The New Yorker profile included a graphic picture of Kennedy with the dead bear. It shows Kennedy sitting in the back of a van, with blood stains on his pants, his fingers shoved into the lifeless cub’s bloody mouth and what the New Yorker described as “a comical grimace across his face,” as if pretending the bear was biting him.
“Maybe that’s where I got my brain worm,” Kennedy told The New Yorker, referring to a parasite that doctors apparently found in his brain.
New York DEC directed HuffPost to a page on its website about how to properly dispose of and safely handle dead animals. Among other things, it advises people to “be careful of teeth, claws, bone splinters, or porcupine quills.”
Along with educating hunters about how to properly care for and process wild game, Batcheller said wildlife officials in New York and around the country emphasize the importance of respecting the animals they harvest. The rules of fair chase, a set of ethical hunting principles developed by the nonprofit Boone and Crockett Club, calls on hunters to “behave in a way that will bring no dishonor to either the hunter, the hunted, or the environment.”

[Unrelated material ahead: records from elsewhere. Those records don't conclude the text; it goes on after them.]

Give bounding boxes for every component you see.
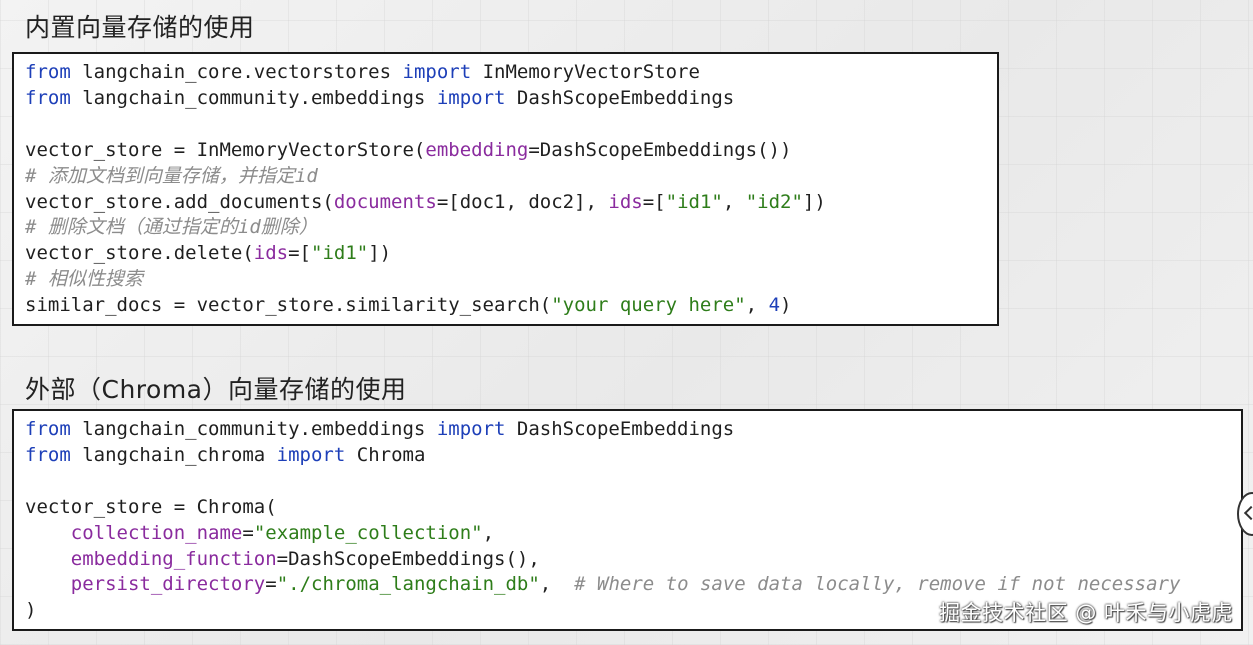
code-text: =[ <box>642 190 666 213</box>
code-comment: # Where to save data locally, remove if … <box>574 573 1181 596</box>
code-param: documents <box>333 190 437 213</box>
code-line: # 添加文档到向量存储，并指定id <box>25 165 318 187</box>
code-text: =DashScopeEmbeddings()) <box>528 138 792 161</box>
code-string: "./chroma_langchain_db" <box>276 573 540 596</box>
code-line: from langchain_community.embeddings impo… <box>25 418 734 440</box>
code-param: ids <box>608 190 643 213</box>
code-string: "your query here" <box>551 294 746 317</box>
code-line: similar_docs = vector_store.similarity_s… <box>25 294 791 316</box>
code-text: DashScopeEmbeddings <box>505 86 735 109</box>
code-text: ]) <box>802 190 826 213</box>
code-string: "id2" <box>745 190 803 213</box>
code-line: # 删除文档（通过指定的id删除） <box>25 216 318 238</box>
code-text: , <box>722 190 746 213</box>
code-text: ) <box>780 294 792 317</box>
code-block-builtin: from langchain_core.vectorstores import … <box>12 52 999 326</box>
code-param: embedding_function <box>70 547 277 570</box>
code-line: vector_store.delete(ids=["id1"]) <box>25 242 391 264</box>
code-text: =DashScopeEmbeddings(), <box>276 547 540 570</box>
code-text: vector_store.delete( <box>25 242 254 265</box>
code-keyword: import <box>436 86 506 109</box>
code-text: ]) <box>368 242 392 265</box>
code-text: =[ <box>288 242 311 265</box>
code-keyword: import <box>402 61 472 83</box>
code-number: 4 <box>768 294 781 317</box>
code-text: DashScopeEmbeddings <box>505 418 735 440</box>
code-line: persist_directory="./chroma_langchain_db… <box>25 573 1181 596</box>
code-keyword: from <box>25 61 71 83</box>
code-line: # 相似性搜索 <box>25 268 143 290</box>
code-line: from langchain_core.vectorstores import … <box>25 61 700 83</box>
code-text: langchain_community.embeddings <box>70 86 437 109</box>
code-text: , <box>745 294 769 317</box>
code-text: similar_docs = vector_store.similarity_s… <box>25 294 552 317</box>
code-content-chroma: from langchain_community.embeddings impo… <box>25 417 1180 624</box>
code-text: vector_store.add_documents( <box>25 190 334 213</box>
code-line: from langchain_community.embeddings impo… <box>25 87 734 109</box>
code-string: "id1" <box>665 190 723 213</box>
code-content-builtin: from langchain_core.vectorstores import … <box>25 60 826 319</box>
code-string: "id1" <box>311 242 369 265</box>
code-string: "example_collection" <box>253 521 483 544</box>
code-line: vector_store = Chroma( <box>25 496 277 518</box>
code-text: Chroma <box>345 443 426 466</box>
code-text: , <box>539 573 575 596</box>
code-text: vector_store = InMemoryVectorStore( <box>25 138 426 161</box>
code-comment: # 相似性搜索 <box>25 268 143 291</box>
code-keyword: import <box>436 418 506 440</box>
code-param: persist_directory <box>70 573 266 596</box>
code-text: langchain_chroma <box>70 443 277 466</box>
code-text: InMemoryVectorStore <box>471 61 700 83</box>
code-line: collection_name="example_collection", <box>25 522 494 544</box>
code-line: embedding_function=DashScopeEmbeddings()… <box>25 548 540 570</box>
code-comment: # 删除文档（通过指定的id删除） <box>25 216 318 239</box>
code-line: vector_store.add_documents(documents=[do… <box>25 191 826 213</box>
code-keyword: import <box>276 443 346 466</box>
code-line: ) <box>25 599 36 621</box>
code-text: , <box>482 521 495 544</box>
code-keyword: from <box>25 443 71 466</box>
code-keyword: from <box>25 418 71 440</box>
section-heading-chroma: 外部（Chroma）向量存储的使用 <box>25 375 407 404</box>
watermark: 掘金技术社区 @ 叶禾与小虎虎 <box>939 601 1233 625</box>
code-text: langchain_community.embeddings <box>70 418 437 440</box>
code-text: langchain_core.vectorstores <box>70 61 403 83</box>
code-text: = <box>265 573 277 596</box>
code-param: embedding <box>425 138 529 161</box>
code-text: vector_store = Chroma( <box>25 495 277 518</box>
code-keyword: from <box>25 86 71 109</box>
code-text: ) <box>25 599 37 622</box>
code-text: =[doc1, doc2], <box>436 190 609 213</box>
code-line: vector_store = InMemoryVectorStore(embed… <box>25 139 791 161</box>
code-text: = <box>242 521 254 544</box>
section-heading-builtin: 内置向量存储的使用 <box>25 13 255 42</box>
code-comment: # 添加文档到向量存储，并指定id <box>25 164 318 187</box>
code-param: ids <box>253 242 289 265</box>
code-line: from langchain_chroma import Chroma <box>25 444 425 466</box>
code-param: collection_name <box>70 521 243 544</box>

So what should Kennedy have done? “Report it. Get the permit. Treat the animal with the utmost respect as a prized source of great game meat. Transport it with dignity. Do it right,” Batcheller said. “There’s a way to do it right.”
“If he was sitting right here, I would say, ‘Mr. Kennedy, you demonstrated extremely poor judgment in what you think is amusing or appropriate,’” he added. “Extremely poor judgment. I would tell that to his face, without hesitating.”